NEW YORK — TikTok has become a major cultural trendsetter, but what’s catching interest on the video platform can change at a head-spinning pace set by the whims of its algorithmically-powered For You page. That poses a challenge for advertisers that are eager to reach the app’s global audience of more than 1 billion monthly users but need to set a concrete media plan ahead of time.
For its third appearance — and first in-person — at the Interactive Advertising Bureau’s NewFronts, the ByteDance-owned company detailed a new ad product that lets brands latch onto creator videos as they’re taking off versus when their popularity is already cresting and an ad might register as wearying to viewers. Called TikTok Pulse, the offering demonstrates TikTok putting a larger focus on premium media units that cater to deep-pocketed brands versus a pure scale play.
“It wouldn't be culturally relevant content if it didn't change every single day,” said Jiayi “Ray” Cao, TikTok’s global head of product strategy, of the app’s content model to a packed crowd. Many attendees at The Glasshouse event space on New York’s West Side Highway were standing due to a lack of seating room, and the line to check into the Wednesday evening presentation snaked around the venue.
Advertisers and media buyers listening in heard a good deal about Pulse, which is sold through TikTok Ads Manager and has limited inventory. The format puts brand partners around the top 4% of all videos on the app, while trying to keep suitability parameters in mind. Pulse can be purchased across 12 categories, including beauty and personal care, fashion and automotive. It is bought at a fixed CPM rate and on a reservation basis — an indication that TikTok is gunning for more blue-chip, exclusive marketers with the rollout.
“With TikTok Pulse, branded TikToks will show up next to top-performing, brand-safe content that's driving conversation and actions,” said Cao. “Think of Pulse as supercharged contextual targeting.”
IPG Mediabrands and Omnicom Media Group are already working with Pulse, according to TikTok’s advertising chief Sandie Hawkins. Those using the product can apply TikTok’s own brand safety filter or third-party verification, and the format launches with third-party viewability and sales lift integrations as well. Post-campaign audience reporting is also available.

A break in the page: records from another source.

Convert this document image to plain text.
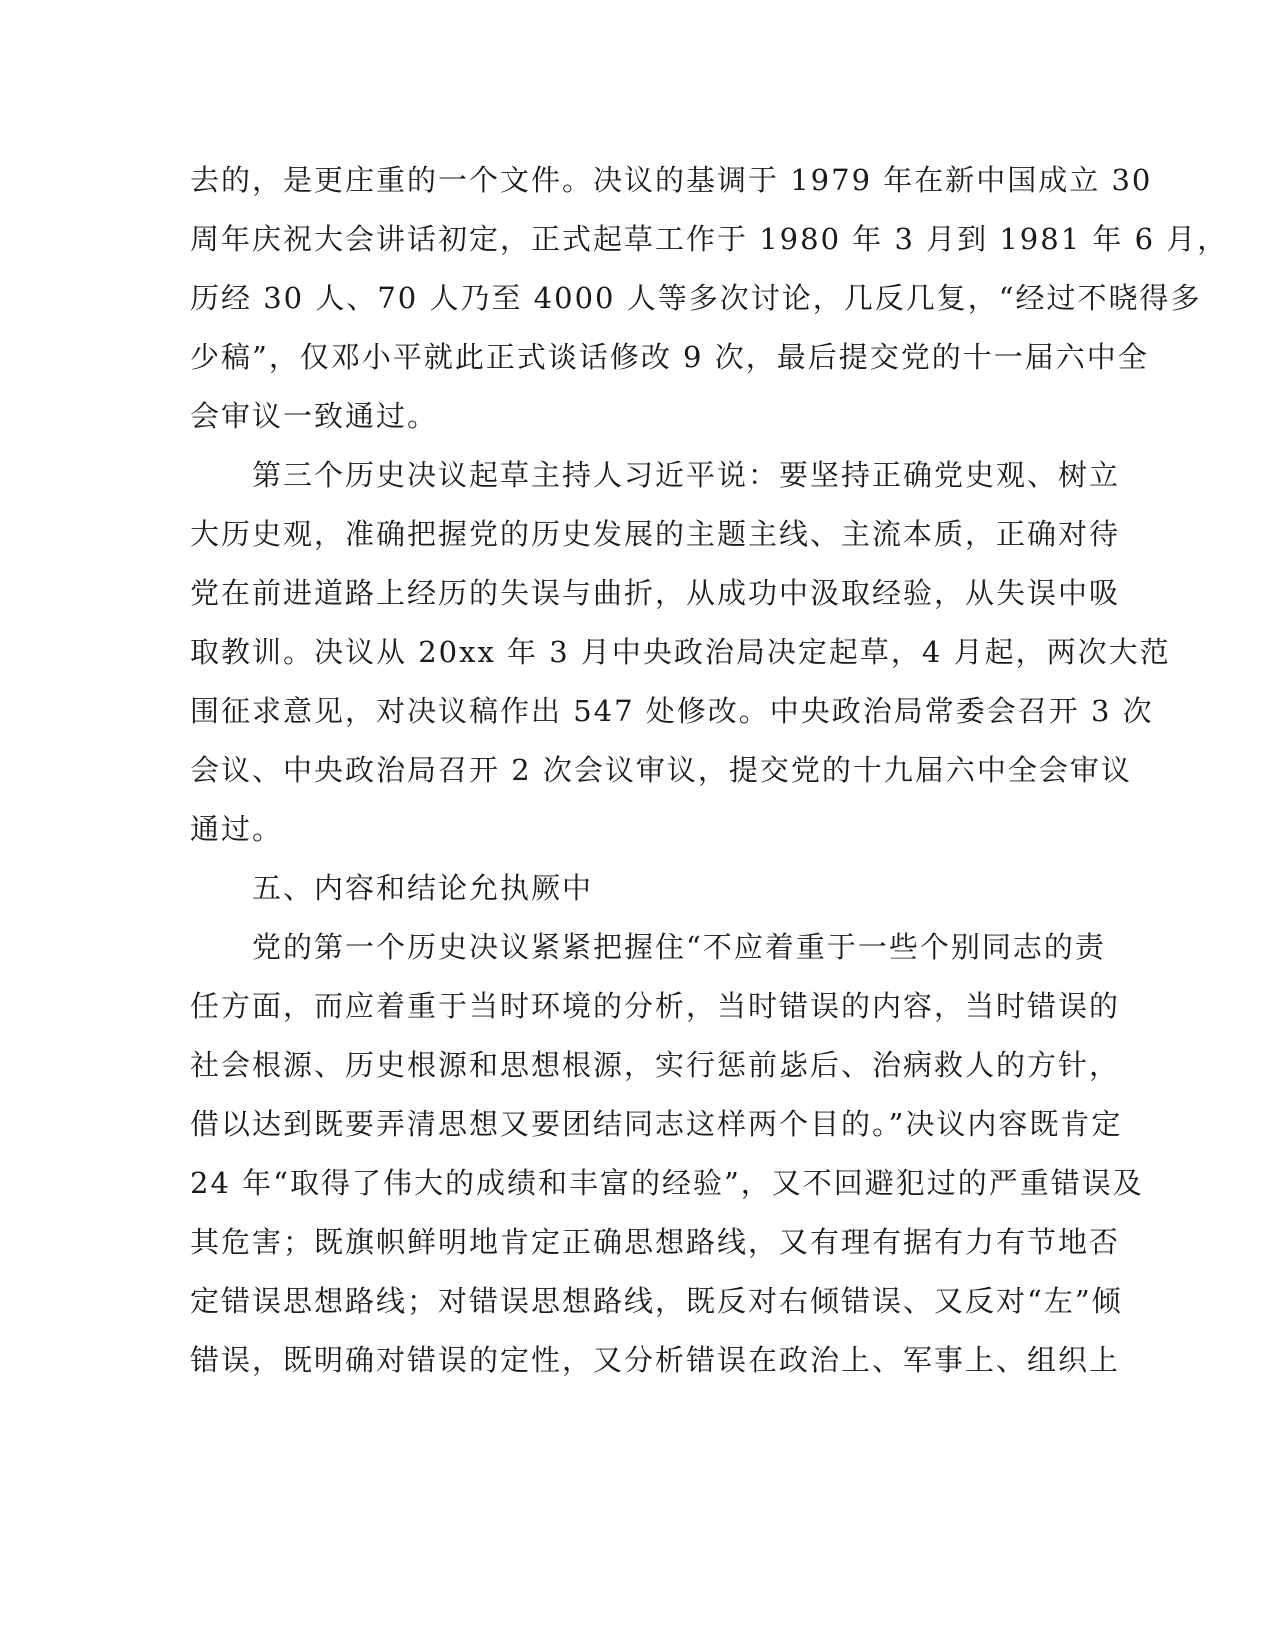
去的，是更庄重的一个文件。决议的基调于 1979 年在新中国成立 30
周年庆祝大会讲话初定，正式起草工作于 1980 年 3 月到 1981 年 6 月，
历经 30 人、70 人乃至 4000 人等多次讨论，几反几复，“经过不晓得多
少稿”，仅邓小平就此正式谈话修改 9 次，最后提交党的十一届六中全
会审议一致通过。
　　第三个历史决议起草主持人习近平说：要坚持正确党史观、树立
大历史观，准确把握党的历史发展的主题主线、主流本质，正确对待
党在前进道路上经历的失误与曲折，从成功中汲取经验，从失误中吸
取教训。决议从 20xx 年 3 月中央政治局决定起草，4 月起，两次大范
围征求意见，对决议稿作出 547 处修改。中央政治局常委会召开 3 次
会议、中央政治局召开 2 次会议审议，提交党的十九届六中全会审议
通过。
　　五、内容和结论允执厥中
　　党的第一个历史决议紧紧把握住“不应着重于一些个别同志的责
任方面，而应着重于当时环境的分析，当时错误的内容，当时错误的
社会根源、历史根源和思想根源，实行惩前毖后、治病救人的方针，
借以达到既要弄清思想又要团结同志这样两个目的。”决议内容既肯定
24 年“取得了伟大的成绩和丰富的经验”，又不回避犯过的严重错误及
其危害；既旗帜鲜明地肯定正确思想路线，又有理有据有力有节地否
定错误思想路线；对错误思想路线，既反对右倾错误、又反对“左”倾
错误，既明确对错误的定性，又分析错误在政治上、军事上、组织上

“We're already seeing strong commitment from the world's largest brands and agencies,” Hawkins said at the show.
Tapping into community
While Pulse commanded the spotlight on the product development front, TikTok also made an effort to emphasize a diverse base of users and content creators, the latter of which act as the “lifeblood” of the platform, per executives. This was also an agenda item at last year’s NewFronts, indicating that the company has struggled to shake off a close association with young consumers.
“More than a billion people around the world using TikTok every month, and it isn't just Gen Z,” Hawkins said. “Most of our viewers are actually millennials and Gen Xers.”

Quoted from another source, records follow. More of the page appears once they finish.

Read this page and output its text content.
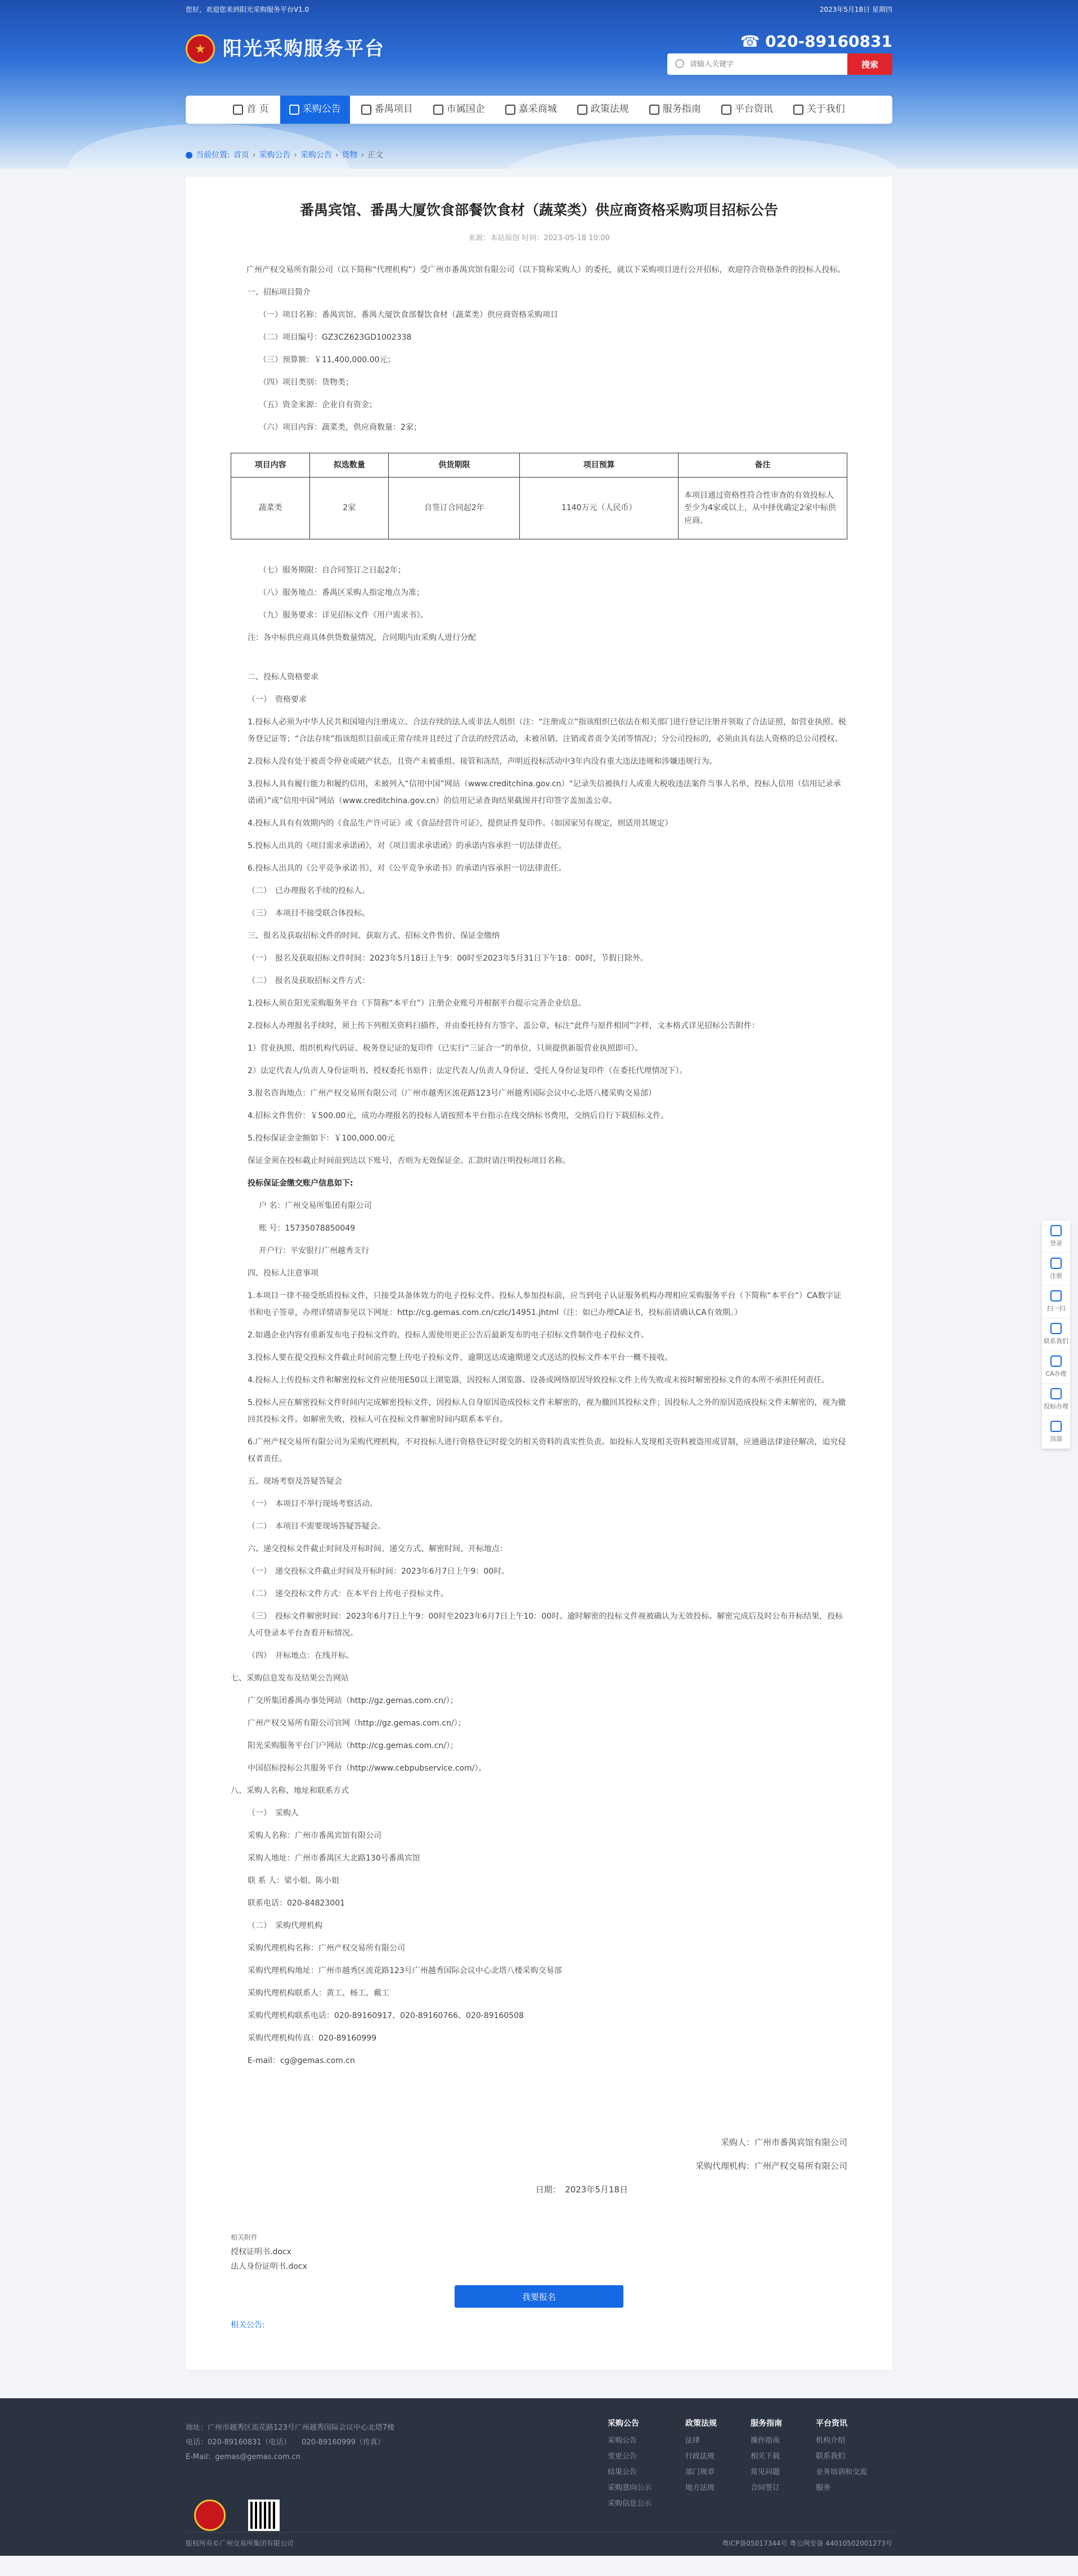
您好，欢迎您来到阳光采购服务平台V1.0	2023年5月18日 星期四
★ 阳光采购服务平台	☎ 020-89160831
请输入关键字
搜索
首 页	采购公告	番禺项目	市属国企	嘉采商城	政策法规	服务指南	平台资讯	关于我们
当前位置: 首页 › 采购公告 › 采购公告 › 货物 › 正文
番禺宾馆、番禺大厦饮食部餐饮食材（蔬菜类）供应商资格采购项目招标公告
来源：本站原创 时间：2023-05-18 10:00

广州产权交易所有限公司（以下简称“代理机构”）受广州市番禺宾馆有限公司（以下简称采购人）的委托，就以下采购项目进行公开招标，欢迎符合资格条件的投标人投标。

一、招标项目简介

（一）项目名称：番禺宾馆、番禺大厦饮食部餐饮食材（蔬菜类）供应商资格采购项目

（二）项目编号：GZ3CZ623GD1002338

（三）预算额：￥11,400,000.00元；

（四）项目类别：货物类；

（五）资金来源：企业自有资金；

（六）项目内容：蔬菜类，供应商数量：2家；

项目内容	拟选数量	供货期限	项目预算	备注
蔬菜类	2家	自签订合同起2年	1140万元（人民币）	本项目通过资格性符合性审查的有效投标人至少为4家或以上，从中择优确定2家中标供应商。

（七）服务期限：自合同签订之日起2年；

（八）服务地点：番禺区采购人指定地点为准；

（九）服务要求：详见招标文件《用户需求书》。

注：各中标供应商具体供货数量情况，合同期内由采购人进行分配

二、投标人资格要求

（一）　资格要求

1.投标人必须为中华人民共和国境内注册成立、合法存续的法人或非法人组织（注：“注册成立”指该组织已依法在相关部门进行登记注册并领取了合法证照，如营业执照、税务登记证等；“合法存续”指该组织目前或正常存续并且经过了合法的经营活动，未被吊销、注销或者责令关闭等情况）；分公司投标的，必须由具有法人资格的总公司授权。

2.投标人没有处于被责令停业或破产状态，且资产未被重组、接管和冻结，声明近投标活动中3年内没有重大违法违规和涉嫌违规行为。

3.投标人具有履行能力和履约信用，未被列入“信用中国”网站（www.creditchina.gov.cn）“记录失信被执行人或重大税收违法案件当事人名单，投标人信用（信用记录承诺函）”或“信用中国”网站（www.creditchina.gov.cn）的信用记录查询结果截图并打印签字盖加盖公章。

4.投标人具有有效期内的《食品生产许可证》或《食品经营许可证》，提供证件复印件。（如国家另有规定，则适用其规定）

5.投标人出具的《项目需求承诺函》，对《项目需求承诺函》的承诺内容承担一切法律责任。

6.投标人出具的《公平竞争承诺书》，对《公平竞争承诺书》的承诺内容承担一切法律责任。

（二）　已办理报名手续的投标人。

（三）　本项目不接受联合体投标。

三、报名及获取招标文件的时间、获取方式、招标文件售价、保证金缴纳

（一）　报名及获取招标文件时间：2023年5月18日上午9：00时至2023年5月31日下午18：00时，节假日除外。

（二）　报名及获取招标文件方式：

1.投标人须在阳光采购服务平台（下简称“本平台”）注册企业账号并根据平台提示完善企业信息。

2.投标人办理报名手续时，须上传下列相关资料扫描件，并由委托持有方签字、盖公章，标注“此件与原件相同”字样，文本格式详见招标公告附件：

1）营业执照、组织机构代码证、税务登记证的复印件（已实行“三证合一”的单位，只须提供新版营业执照即可）。

2）法定代表人/负责人身份证明书、授权委托书原件；法定代表人/负责人身份证、受托人身份证复印件（在委托代理情况下）。

3.报名咨询地点：广州产权交易所有限公司（广州市越秀区流花路123号广州越秀国际会议中心北塔八楼采购交易部）

4.招标文件售价：￥500.00元，成功办理报名的投标人请按照本平台指示在线交纳标书费用，交纳后自行下载招标文件。

5.投标保证金金额如下：￥100,000.00元

保证金须在投标截止时间前到达以下账号，否则为无效保证金。汇款时请注明投标项目名称。

投标保证金缴交账户信息如下:

户 名：广州交易所集团有限公司

账 号：15735078850049

开户行：平安银行广州越秀支行

四、投标人注意事项

1.本项目一律不接受纸质投标文件，只接受具备体效力的电子投标文件。投标人参加投标前，应当到电子认证服务机构办理相应采购服务平台（下简称“本平台”）CA数字证书和电子签章，办理详情请参见以下网址：http://cg.gemas.com.cn/czlc/14951.jhtml（注：如已办理CA证书，投标前请确认CA有效期。）

2.如遇企业内容有重新发布电子投标文件的，投标人需使用更正公告后最新发布的电子招标文件制作电子投标文件。

3.投标人要在提交投标文件截止时间前完整上传电子投标文件，逾期送达或逾期递交式送达的投标文件本平台一概不接收。

4.投标人上传投标文件和解密投标文件应使用E50以上浏览器，因投标人浏览器、设备或网络原因导致投标文件上传失败或未按时解密投标文件的本所不承担任何责任。

5.投标人应在解密投标文件时间内完成解密投标文件，因投标人自身原因造成投标文件未解密的，视为撤回其投标文件；因投标人之外的原因造成投标文件未解密的，视为撤回其投标文件。如解密失败，投标人可在投标文件解密时间内联系本平台。

6.广州产权交易所有限公司为采购代理机构，不对投标人进行资格登记时提交的相关资料的真实性负责。如投标人发现相关资料被盗用或冒制，应通過法律途径解决，追究侵权者责任。

五、现场考察及答疑答疑会

（一）　本项目不举行现场考察活动。

（二）　本项目不需要现场答疑答疑会。

六、递交投标文件截止时间及开标时间、递交方式、解密时间、开标地点：

（一）　递交投标文件截止时间及开标时间：2023年6月7日上午9：00时。

（二）　递交投标文件方式：在本平台上传电子投标文件。

（三）　投标文件解密时间：2023年6月7日上午9：00时至2023年6月7日上午10：00时。逾时解密的投标文件视被确认为无效投标。解密完成后及时公布开标结果，投标人可登录本平台查看开标情况。

（四）　开标地点：在线开标。

七、采购信息发布及结果公告网站

广交所集团番禺办事处网站（http://gz.gemas.com.cn/）；

广州产权交易所有限公司官网（http://gz.gemas.com.cn/）；

阳光采购服务平台门户网站（http://cg.gemas.com.cn/）；

中国招标投标公共服务平台（http://www.cebpubservice.com/）。

八、采购人名称、地址和联系方式

（一）　采购人

采购人名称：广州市番禺宾馆有限公司

采购人地址：广州市番禺区大北路130号番禺宾馆

联 系 人：梁小姐、陈小姐

联系电话：020-84823001

（二）　采购代理机构

采购代理机构名称：广州产权交易所有限公司

采购代理机构地址：广州市越秀区流花路123号广州越秀国际会议中心北塔八楼采购交易部

采购代理机构联系人：黄工、杨工、戴工

采购代理机构联系电话：020-89160917、020-89160766、020-89160508

采购代理机构传真：020-89160999

E-mail：cg@gemas.com.cn

采购人：广州市番禺宾馆有限公司

采购代理机构：广州产权交易所有限公司

日期：　2023年5月18日

相关附件
授权证明书.docx
法人身份证明书.docx
我要报名
相关公告:
登录
注册
扫一扫
联系我们
CA办理
投标办理
顶部
地址：广州市越秀区流花路123号广州越秀国际会议中心北塔7楼
电话：020-89160831（电话）　　020-89160999（传真）
E-Mail：gemas@gemas.com.cn
采购公告
采购公告
变更公告
结果公告
采购意向公示
采购信息公示
政策法规
法律
行政法规
部门规章
地方法规
服务指南
操作指南
相关下载
常见问题
合同签订
平台资讯
机构介绍
联系我们
业务培训和交流
服务
版权所有©广州交易所集团有限公司	粤ICP备05017344号 粤公网安备 44010502001273号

Reiterating that TikTok connects with an older crowd than teens is another signal that the app wants to broaden its advertiser base, including to brands that might target consumers with higher household incomes. Similarly, executives repeatedly pointed to the variety of communities present on TikTok, which it calls “CommunityToks.” These interest-based groups, which cover everything from book readers to mental health help, were positioned as a break from the usual cohort-based parameters brands look at for their campaigns.
“TikTok is one and a half times more likely to help users explore new communities and content,” said Sofia Hernandez, TikTok’s global head of business marketing.

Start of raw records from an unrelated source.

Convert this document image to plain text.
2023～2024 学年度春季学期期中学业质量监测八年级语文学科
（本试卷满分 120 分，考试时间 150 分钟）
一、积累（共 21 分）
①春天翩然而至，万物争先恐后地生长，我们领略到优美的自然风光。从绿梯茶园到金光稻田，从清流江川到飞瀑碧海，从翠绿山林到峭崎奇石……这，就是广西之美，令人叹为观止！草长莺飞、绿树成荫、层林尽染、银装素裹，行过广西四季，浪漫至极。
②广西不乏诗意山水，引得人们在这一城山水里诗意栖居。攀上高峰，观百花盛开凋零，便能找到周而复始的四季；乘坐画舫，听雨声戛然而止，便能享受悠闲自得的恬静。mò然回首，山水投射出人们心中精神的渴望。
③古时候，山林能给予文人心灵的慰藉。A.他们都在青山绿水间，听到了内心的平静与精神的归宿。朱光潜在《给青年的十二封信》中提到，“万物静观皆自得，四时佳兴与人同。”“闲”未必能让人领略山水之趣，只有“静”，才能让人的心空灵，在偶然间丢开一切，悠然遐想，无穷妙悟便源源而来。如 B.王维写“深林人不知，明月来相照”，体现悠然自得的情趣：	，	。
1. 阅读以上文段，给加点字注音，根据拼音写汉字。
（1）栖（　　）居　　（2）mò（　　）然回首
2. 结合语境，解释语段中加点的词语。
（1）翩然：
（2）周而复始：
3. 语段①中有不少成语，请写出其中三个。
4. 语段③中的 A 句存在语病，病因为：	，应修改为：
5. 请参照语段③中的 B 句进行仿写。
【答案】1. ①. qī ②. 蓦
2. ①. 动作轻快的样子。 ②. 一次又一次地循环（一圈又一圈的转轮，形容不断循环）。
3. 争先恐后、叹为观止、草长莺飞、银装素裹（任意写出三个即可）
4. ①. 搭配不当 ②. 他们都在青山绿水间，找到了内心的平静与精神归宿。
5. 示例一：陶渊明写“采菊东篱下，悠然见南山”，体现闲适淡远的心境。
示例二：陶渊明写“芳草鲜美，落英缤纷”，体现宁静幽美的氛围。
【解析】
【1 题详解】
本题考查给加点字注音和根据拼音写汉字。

“Communities are the new demographics,” she added later.
The community concept previously factored into TikTok’s pitch around its commerce products at the NewFronts, but discussions of shopping were scarce this year. Some of the e-commerce boom driven by the pandemic has started to cool, while privacy changes implemented by Apple have made targeting and measuring mobile campaigns on this front more difficult. Instead, embedding in communities was seen as a way for brands to raise their overall profile.
“Brands perform better when they work with TikTok creators,” said Hawkins. “In fact, brands who partnered with creators on TikTok saw a 26% lift in brand favorability and a 22% lift in brand recommendations.”
For creators, new bets like Pulse may be appealing. Cao said that TikTok is exploring its first revenue-share program with profiles that meet a minimum follower threshold.